The legendary German director Rainer Werner Fassbinder, who made 41 feature films before kicking the bucket at the age of just 37, once said, “every decent director has only one subject, and finally only makes the same film over and over again.” That quote can essentially be applied to any other artform: any decent musician, author or painter, eventually makes work about one subject, and one subject only.
In Nick Cave’s case, it’s love and how it effects our relationship to the world around us – not just in the way it can connect us deeply and intimately to our loved ones, to friends, and strangers, but also in the way it can counterintuitively push and pull us apart. As he has aged, his recent albums, from 2013’s Push The Sky Away onwards, have moved further and further inwards, towards the interior of his psyche and the landscape of his relationships to his family, his audience and his fanbase. Within that interiority, they have also moved further upwards into the skies, becoming ever more spacious and open. Songs from 2019’s Ghosteen, his most recent Bad Seeds album, and this year’s Carnage, a duo album with Warren Ellis, form most of the setlist tonight. Freeform and incantatory, vast in sound yet intimate in scope, they sound like mirages rather than concrete ‘songs’.
In the context of tonight’s set, performed with Ellis, a trio of backing singers and percussionist/bassist Johnny Hostile, these songs, fragile and sensitive, are set free. The thrumming synths that wash over the opening numbers – Spinning Song, Bright Horses and Waiting For You, the trio that also opens Ghosteen – seem to hold the audience in a semi-stunned collective silence, as if we’re not supposed to focus on something so singular for so long anymore.
The switches into the tenser, more charged songs that form Carnage, including White Elephant and Hand Of God, bring electricity and catharsis to St David’s Hall, and a reminder that this man is also the frontman of The Bad Seeds, one of the world’s most devastatingly tough live acts. But those moments of catharsis, aided by Ellis’ gesticulations on his Korg synth, as he’s surrounded by a small army of effects pedals remain fleeting.

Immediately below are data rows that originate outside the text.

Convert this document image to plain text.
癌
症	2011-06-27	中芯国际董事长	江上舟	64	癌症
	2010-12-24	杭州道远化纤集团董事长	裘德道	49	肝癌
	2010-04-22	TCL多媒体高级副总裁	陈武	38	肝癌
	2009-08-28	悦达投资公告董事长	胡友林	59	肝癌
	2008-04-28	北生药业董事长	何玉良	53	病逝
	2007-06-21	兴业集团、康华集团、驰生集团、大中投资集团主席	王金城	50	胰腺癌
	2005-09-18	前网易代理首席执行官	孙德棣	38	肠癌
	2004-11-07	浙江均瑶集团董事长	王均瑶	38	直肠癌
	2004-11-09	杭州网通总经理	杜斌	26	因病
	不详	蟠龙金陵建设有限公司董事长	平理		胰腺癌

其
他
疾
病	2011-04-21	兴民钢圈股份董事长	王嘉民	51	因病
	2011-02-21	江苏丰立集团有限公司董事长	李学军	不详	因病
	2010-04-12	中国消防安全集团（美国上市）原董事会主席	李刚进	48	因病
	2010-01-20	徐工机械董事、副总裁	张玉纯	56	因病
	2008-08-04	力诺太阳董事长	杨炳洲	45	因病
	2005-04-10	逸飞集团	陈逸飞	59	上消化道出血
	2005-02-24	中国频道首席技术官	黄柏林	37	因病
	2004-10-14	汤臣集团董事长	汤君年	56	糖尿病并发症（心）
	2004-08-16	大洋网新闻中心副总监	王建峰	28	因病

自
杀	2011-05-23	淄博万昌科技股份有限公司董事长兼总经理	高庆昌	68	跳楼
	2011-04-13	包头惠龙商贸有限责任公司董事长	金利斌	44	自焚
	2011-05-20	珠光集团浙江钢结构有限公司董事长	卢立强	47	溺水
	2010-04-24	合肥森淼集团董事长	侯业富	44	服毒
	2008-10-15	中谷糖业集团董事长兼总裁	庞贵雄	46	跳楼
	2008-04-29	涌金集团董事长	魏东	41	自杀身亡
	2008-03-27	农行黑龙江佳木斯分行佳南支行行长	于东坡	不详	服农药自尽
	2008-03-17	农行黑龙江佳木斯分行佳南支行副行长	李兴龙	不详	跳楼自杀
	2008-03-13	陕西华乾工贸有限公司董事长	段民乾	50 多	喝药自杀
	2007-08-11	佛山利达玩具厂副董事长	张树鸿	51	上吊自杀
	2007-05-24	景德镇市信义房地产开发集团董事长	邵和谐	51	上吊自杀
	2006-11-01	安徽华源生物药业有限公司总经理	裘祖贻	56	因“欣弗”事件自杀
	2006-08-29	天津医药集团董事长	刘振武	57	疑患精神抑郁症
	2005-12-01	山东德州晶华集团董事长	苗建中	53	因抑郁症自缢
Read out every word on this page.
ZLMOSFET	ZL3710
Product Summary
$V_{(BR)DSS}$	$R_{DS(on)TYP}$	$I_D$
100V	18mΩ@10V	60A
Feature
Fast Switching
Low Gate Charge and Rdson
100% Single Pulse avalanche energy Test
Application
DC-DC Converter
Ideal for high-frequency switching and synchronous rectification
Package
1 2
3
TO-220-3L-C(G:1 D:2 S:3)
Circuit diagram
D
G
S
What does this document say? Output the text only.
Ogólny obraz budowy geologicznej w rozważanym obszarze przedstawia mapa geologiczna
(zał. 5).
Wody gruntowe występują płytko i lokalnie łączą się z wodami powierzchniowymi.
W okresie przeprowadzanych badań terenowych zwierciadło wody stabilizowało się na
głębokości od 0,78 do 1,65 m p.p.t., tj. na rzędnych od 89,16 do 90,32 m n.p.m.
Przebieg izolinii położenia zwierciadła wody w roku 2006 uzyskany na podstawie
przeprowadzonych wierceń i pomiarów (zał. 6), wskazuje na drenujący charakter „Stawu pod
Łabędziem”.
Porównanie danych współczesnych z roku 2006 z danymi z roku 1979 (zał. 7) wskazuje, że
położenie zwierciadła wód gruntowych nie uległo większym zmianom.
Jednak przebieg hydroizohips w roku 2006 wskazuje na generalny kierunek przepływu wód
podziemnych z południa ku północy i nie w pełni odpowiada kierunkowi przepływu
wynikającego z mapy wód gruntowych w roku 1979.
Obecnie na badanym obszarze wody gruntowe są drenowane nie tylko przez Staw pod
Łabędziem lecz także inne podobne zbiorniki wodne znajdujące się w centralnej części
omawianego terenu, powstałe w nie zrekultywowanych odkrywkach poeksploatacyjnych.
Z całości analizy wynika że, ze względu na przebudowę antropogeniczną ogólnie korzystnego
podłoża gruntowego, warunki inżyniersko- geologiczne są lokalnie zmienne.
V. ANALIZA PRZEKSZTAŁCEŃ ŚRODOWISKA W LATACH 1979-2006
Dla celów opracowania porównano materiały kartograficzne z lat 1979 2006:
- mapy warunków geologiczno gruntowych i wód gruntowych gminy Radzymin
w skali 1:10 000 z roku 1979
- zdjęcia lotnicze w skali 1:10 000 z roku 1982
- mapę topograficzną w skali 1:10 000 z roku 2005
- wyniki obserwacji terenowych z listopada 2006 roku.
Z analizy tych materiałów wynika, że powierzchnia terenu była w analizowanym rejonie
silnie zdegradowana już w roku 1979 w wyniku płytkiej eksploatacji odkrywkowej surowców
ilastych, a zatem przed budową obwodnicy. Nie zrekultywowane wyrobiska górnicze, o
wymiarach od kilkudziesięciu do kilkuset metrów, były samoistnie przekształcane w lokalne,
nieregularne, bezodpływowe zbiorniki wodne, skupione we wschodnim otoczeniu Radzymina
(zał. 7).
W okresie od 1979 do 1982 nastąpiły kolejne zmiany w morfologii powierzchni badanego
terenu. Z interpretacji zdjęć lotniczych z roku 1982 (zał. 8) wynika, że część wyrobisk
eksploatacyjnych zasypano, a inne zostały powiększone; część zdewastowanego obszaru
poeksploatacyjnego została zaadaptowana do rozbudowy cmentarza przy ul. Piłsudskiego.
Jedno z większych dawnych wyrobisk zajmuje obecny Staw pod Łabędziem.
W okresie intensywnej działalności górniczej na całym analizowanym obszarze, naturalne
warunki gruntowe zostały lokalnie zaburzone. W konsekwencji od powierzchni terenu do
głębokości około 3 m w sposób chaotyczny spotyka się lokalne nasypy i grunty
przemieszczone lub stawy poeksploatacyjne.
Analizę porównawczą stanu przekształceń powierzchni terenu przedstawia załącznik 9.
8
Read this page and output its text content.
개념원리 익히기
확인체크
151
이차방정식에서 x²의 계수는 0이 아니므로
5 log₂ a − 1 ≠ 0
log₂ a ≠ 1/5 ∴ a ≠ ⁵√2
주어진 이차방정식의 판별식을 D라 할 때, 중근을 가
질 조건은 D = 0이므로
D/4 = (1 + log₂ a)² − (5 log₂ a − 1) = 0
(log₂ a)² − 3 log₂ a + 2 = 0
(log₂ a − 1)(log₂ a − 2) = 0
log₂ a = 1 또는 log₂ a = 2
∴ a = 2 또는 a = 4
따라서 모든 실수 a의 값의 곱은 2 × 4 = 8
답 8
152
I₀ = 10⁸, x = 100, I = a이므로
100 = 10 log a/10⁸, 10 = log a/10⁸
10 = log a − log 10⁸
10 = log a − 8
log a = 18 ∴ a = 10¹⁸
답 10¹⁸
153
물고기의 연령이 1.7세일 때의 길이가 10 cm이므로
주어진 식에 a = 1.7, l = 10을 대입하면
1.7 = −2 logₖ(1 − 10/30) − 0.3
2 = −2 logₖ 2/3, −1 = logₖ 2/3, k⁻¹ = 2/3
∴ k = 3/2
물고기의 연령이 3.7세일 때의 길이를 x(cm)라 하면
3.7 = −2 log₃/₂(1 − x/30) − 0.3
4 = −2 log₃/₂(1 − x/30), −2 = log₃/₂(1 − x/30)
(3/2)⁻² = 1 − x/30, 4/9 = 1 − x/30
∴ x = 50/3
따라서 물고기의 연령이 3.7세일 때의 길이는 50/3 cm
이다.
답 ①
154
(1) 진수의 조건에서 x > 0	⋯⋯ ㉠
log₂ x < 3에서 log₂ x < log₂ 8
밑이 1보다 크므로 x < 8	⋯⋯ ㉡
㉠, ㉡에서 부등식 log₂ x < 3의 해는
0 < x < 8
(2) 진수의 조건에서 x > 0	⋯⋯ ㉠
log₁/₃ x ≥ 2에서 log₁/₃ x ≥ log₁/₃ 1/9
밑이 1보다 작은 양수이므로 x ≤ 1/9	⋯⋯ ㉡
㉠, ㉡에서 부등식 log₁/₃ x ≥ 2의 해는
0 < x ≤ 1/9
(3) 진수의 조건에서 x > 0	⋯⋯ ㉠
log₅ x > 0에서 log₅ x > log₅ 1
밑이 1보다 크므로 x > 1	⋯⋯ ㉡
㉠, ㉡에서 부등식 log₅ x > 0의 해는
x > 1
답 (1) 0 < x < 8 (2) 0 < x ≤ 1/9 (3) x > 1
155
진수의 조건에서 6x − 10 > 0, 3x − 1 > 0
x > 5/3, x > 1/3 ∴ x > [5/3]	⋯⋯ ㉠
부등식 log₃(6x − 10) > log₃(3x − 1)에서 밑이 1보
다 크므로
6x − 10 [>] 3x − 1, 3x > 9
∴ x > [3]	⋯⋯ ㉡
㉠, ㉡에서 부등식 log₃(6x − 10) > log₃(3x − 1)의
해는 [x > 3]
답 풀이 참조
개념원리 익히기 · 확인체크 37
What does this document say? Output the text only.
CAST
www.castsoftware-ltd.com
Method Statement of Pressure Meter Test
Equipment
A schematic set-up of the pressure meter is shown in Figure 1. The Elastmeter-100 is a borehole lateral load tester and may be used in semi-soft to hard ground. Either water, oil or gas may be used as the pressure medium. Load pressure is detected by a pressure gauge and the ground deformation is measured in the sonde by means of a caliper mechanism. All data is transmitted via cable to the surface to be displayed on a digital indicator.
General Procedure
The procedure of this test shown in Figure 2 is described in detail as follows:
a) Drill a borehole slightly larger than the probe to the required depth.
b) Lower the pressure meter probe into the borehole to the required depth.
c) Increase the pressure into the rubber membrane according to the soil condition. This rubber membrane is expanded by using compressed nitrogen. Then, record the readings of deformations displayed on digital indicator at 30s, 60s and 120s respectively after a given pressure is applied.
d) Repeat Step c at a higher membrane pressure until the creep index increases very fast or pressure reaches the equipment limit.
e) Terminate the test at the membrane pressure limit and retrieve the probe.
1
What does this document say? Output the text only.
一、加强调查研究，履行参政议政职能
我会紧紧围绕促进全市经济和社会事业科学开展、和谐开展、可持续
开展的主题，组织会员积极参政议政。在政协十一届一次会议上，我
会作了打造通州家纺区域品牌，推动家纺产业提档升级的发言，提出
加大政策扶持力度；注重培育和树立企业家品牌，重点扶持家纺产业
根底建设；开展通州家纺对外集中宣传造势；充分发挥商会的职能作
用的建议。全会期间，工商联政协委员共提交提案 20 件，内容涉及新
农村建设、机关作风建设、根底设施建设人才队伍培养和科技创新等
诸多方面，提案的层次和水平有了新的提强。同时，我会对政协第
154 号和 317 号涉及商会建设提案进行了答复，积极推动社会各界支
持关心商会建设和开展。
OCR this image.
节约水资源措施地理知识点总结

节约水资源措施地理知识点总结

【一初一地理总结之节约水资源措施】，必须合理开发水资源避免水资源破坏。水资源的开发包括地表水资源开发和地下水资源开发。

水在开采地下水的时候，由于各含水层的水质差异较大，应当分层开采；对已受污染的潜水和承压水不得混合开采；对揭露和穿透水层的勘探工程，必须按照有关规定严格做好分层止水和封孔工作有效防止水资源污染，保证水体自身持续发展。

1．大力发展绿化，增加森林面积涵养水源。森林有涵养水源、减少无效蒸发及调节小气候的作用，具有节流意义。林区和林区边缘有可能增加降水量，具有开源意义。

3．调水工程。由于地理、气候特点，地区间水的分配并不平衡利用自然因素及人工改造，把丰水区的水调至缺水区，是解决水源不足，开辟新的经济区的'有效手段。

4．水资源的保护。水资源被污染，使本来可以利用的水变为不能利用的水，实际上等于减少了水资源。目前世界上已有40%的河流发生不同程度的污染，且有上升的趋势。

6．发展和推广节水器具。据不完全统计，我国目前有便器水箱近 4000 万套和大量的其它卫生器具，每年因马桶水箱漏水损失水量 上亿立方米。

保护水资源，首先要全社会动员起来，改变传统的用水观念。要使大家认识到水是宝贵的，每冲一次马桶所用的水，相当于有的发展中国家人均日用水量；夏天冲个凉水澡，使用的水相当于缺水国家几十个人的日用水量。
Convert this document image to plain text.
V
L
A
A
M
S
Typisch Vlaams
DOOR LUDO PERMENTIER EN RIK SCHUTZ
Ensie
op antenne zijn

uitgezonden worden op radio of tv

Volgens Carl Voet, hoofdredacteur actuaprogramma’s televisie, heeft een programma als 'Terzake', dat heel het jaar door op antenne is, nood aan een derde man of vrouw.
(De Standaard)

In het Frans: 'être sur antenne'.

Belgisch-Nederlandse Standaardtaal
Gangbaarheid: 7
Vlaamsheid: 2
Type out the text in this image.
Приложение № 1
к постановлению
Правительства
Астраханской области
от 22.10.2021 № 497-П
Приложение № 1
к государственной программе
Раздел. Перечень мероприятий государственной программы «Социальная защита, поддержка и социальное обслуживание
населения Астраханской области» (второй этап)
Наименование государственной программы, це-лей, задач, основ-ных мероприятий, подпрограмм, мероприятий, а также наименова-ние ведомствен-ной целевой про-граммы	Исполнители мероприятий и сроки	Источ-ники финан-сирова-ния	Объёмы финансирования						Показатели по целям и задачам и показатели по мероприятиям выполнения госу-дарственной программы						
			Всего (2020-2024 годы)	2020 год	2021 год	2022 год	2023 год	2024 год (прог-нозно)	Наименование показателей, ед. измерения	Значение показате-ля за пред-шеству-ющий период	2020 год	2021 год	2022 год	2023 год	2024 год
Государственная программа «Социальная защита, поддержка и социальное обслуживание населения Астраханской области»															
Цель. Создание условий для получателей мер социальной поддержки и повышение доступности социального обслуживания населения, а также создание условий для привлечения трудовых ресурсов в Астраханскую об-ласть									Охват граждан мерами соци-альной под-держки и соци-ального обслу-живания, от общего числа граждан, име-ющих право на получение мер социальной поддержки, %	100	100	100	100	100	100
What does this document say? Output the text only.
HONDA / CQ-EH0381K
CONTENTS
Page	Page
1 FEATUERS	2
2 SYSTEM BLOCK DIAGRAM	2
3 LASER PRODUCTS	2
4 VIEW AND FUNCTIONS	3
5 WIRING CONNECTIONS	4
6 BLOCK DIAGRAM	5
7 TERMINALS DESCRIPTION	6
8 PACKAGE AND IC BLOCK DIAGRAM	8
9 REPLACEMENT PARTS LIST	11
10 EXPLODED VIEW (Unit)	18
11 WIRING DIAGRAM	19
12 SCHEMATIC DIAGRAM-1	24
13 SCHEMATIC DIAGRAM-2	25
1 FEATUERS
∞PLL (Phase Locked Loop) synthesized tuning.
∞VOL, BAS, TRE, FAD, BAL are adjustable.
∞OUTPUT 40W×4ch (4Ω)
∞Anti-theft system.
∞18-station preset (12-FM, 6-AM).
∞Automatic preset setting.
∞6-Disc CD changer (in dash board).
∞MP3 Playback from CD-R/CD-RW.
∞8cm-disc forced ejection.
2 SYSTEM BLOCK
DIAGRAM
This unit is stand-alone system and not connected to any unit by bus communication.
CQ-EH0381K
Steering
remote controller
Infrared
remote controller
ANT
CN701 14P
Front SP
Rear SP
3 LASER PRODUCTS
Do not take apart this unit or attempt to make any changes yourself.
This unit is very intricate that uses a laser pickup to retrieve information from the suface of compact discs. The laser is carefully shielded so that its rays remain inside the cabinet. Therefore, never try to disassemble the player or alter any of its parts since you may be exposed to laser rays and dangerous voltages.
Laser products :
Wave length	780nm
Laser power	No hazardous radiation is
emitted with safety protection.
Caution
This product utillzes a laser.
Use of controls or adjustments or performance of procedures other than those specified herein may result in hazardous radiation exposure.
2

Dips into the Bad Seeds catalogue beyond Ghosteen are rare. The encore sees beautiful renditions of Into My Arms and Henry Lee; previously, God Is In The House and I Need You get airings. Billing this as Cave and Ellis, rather than the Bad Seeds, frees up the two to wander wherever they wish with the songs, with less pressure to play the hits.
There’s the sense of these performances being essential to both musicians, a much-needed release after so long pent up in isolation, lockdown, and uncertainty. The nigh-pathological need to connect with others and build something bigger than ourselves seems to root through the set. In his hands, simple platitudes – “this morning is amazing and so are you”; “I love my baby and my baby loves me” – become mantras, beacons of hope in the darkness. He’s earned the right to make those platitudes, his life’s work a long evolving journey to that very simple, yet very powerful statement: “I love you.”
Multiple times I was moved to tears, Cave’s intonations reaching deep into my soul, my own lifelong relationship to his songs – at this point they’re more like old friends – elevated by his very real presence. None more so than in two thunderous renditions of the two epic songs which form the back end of Ghosteen: its title track and Hollywood. Not a dry eye in the house, as they used to say.